You accumulate 1 point when rolling a 1,2, or 3. You get paid out your points when rolling a 4 or 5. You get nothing if you roll a 6. What is your expected value?
I came up with the following solution. I get 1 point with probability (1/6), 2 points with probability (1/12), 3 points with probability (1/24), and so on.

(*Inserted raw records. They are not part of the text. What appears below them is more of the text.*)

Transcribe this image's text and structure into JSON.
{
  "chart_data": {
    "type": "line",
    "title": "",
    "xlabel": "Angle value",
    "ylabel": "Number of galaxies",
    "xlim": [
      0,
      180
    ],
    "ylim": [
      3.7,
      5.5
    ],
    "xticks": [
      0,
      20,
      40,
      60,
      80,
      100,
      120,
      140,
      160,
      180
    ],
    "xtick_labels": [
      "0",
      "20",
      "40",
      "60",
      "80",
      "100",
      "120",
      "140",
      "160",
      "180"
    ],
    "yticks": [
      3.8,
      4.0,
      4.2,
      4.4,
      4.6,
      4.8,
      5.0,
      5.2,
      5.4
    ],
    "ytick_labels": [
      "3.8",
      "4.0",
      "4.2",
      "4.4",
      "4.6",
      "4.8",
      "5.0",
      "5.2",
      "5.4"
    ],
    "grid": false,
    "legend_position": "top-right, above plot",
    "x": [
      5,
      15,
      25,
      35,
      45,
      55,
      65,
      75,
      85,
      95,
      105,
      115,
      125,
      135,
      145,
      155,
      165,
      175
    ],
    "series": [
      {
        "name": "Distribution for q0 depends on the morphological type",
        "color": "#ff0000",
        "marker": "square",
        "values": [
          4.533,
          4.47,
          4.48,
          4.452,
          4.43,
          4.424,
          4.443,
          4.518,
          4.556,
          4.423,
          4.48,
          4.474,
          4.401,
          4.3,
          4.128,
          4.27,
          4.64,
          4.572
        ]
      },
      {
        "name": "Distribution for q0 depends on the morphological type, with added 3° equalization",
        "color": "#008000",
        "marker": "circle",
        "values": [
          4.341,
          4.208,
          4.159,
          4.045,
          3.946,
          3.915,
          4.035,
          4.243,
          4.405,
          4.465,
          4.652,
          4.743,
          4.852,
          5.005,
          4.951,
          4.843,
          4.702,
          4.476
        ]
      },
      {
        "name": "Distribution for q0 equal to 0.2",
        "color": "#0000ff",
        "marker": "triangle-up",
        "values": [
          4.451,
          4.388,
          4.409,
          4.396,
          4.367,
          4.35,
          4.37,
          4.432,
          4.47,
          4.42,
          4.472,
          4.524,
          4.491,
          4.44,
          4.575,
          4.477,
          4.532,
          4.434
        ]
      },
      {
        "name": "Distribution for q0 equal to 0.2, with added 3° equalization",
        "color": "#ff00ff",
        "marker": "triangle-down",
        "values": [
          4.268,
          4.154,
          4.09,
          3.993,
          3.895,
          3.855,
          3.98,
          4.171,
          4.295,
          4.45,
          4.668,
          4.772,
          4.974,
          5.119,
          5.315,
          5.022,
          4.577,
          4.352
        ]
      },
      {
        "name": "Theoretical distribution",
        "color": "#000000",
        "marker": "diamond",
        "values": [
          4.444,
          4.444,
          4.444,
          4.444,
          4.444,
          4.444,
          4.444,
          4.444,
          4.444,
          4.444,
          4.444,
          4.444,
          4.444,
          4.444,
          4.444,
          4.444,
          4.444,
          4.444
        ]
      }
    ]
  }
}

So then the EV is: $\frac{1}{6}\sum_{n = 0}^\infty \frac{1}{2}^n \times (n+1)$
Two question: how do I actually evaluate that sum, and second how can I set up a recursive equation to solve the problem. It seemed like recursion would be easier but I couldn't set up the equation properly
You can do the sum using the differentiation trick $$ \frac{1}{6}\sum_{n=0}^\infty (n+1)x^{n} = \frac{1}{6}\frac{d}{dx}\sum_{n=0}^\infty x^{n+1} = \frac{1}{6} \frac{d}{dx} \frac{x}{1-x} = \frac{1}{6}\frac{1}{(1-x)^2}.$$ Plugging in $x=1/2$ gives an answer of $2/3.$
As for recursion, this is trickier. The probability the game ends on a six is $1/3$ by symmetry since it is the probability you roll a six before you roll a four or five. So we may work in an imaginary world where sixes never occur. Let $V$ be the value of the game. We have a $3/5$ chance of landing on a one, two or three, in which case we gain one point and continuation. Otherwise, if we land on $4$ or $5,$ we gain nothing. The recursive equation is that $$V = \frac{3}{5}(\frac{2}{3}V+1)$$ (where the $2/3$ on the inner $V$ is to cut the continuation value to take into account the possibility of landing on a six) so that $V = 1,$ which we then multiply by $2/3$ to take into account the sixes, and get the answer of $2/3.$